The problem is critical: downloaded base images can contain over 1,000 known vulnerabilities (CVEs) from the start. Traditional patching is a losing battle for security teams, who inherit infrastructure debt before even writing code.
Echo’s “Enterprise AI Native OS” Approach
Echo’s solution isn’t about scanning for vulnerabilities after they exist; it’s about preventing them entirely. The company operates as a “software compilation factory,” rebuilding images from scratch using a two-step process:
- Compilation from Source: Echo builds images directly from source code, including only essential components to minimize the attack surface.
- Hardening & Provenance (SLSA Level 3): The resulting images are hardened with aggressive security configurations and verified to SLSA Level 3 standards, ensuring every artifact is signed and tested.
This results in a drop-in replacement: developers simply change one line in their Dockerfile to access Echo’s secure registry. The application runs identically, but the underlying OS is mathematically cleaner and free of known CVEs.
AI Defending Against AI
The need for this approach is driven by the escalating “AI vs. AI” security arms race. Exploits are compressed from weeks to days, and AI-powered coding agents are now the primary source of new code—often selecting outdated or vulnerable libraries from open source.

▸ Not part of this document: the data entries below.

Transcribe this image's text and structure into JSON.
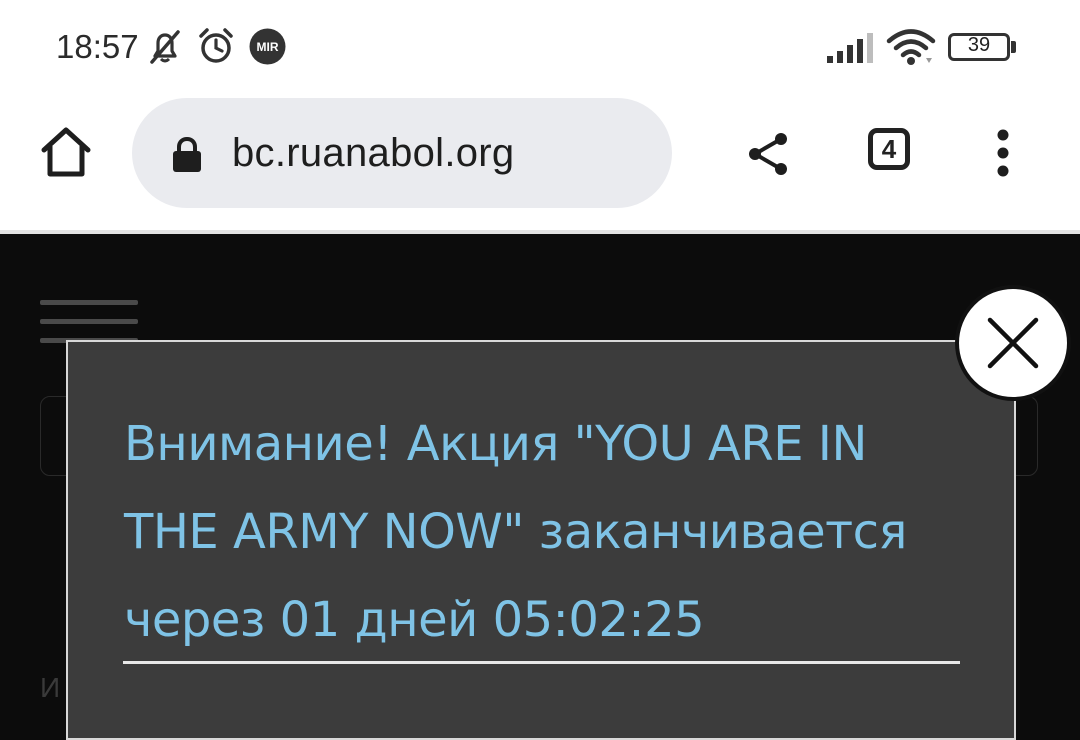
{
  "status_bar": {
    "time": "18:57",
    "battery_level": "39",
    "icons": [
      "bell-off-icon",
      "alarm-icon",
      "mir-icon",
      "signal-icon",
      "wifi-icon",
      "battery-icon"
    ],
    "mir_label": "MIR"
  },
  "browser": {
    "url": "bc.ruanabol.org",
    "tab_count": "4",
    "icons": [
      "home-icon",
      "lock-icon",
      "share-icon",
      "menu-dots-icon"
    ]
  },
  "modal": {
    "line1": "Внимание! Акция \"YOU ARE IN",
    "line2": "THE ARMY NOW\" заканчивается",
    "line3": "через 01 дней 05:02:25",
    "text_color": "#7fc3e6"
  },
  "page": {
    "partial_letter": "И"
  }
}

To counter this, Echo employs its own AI agents to continuously monitor vulnerabilities:
- Continuous Monitoring: Tracking the 4,000+ new CVEs added to the National Vulnerability Database (NVD) monthly.

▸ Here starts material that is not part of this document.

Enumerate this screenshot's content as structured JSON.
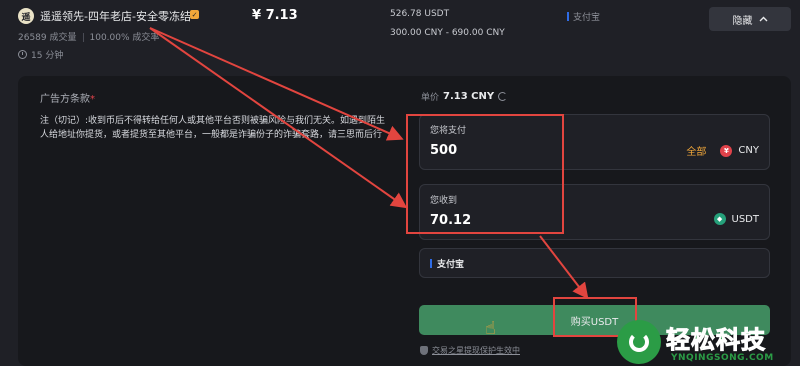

- Unstructured Research: Scouring GitHub comments and developer forums for patches before they are officially published.
- Self-Healing: Automating vulnerability fixes, compatibility testing, and pull request generation for human review.
This automation allows Echo to maintain over 600 secure images—a scale that would traditionally require hundreds of researchers.
Why This Matters for Security Leaders
Echo offers a shift from “mean time to remediation” to “zero vulnerabilities by default.” CISO Dan Garcia of EDB reported that the platform “saves at least 235 developer hours per release” by automating security checks.
Major enterprises like UiPath, EDB, and Varonis already use Echo to secure production workloads. As more companies move toward agentic workflows, the ability to trust underlying infrastructure without managing it may define the next era of DevSecOps.
The core message is clear: securing the cloud’s base layer is no longer optional. Echo is providing a foundational solution for enterprises that need to deploy AI safely and reliably.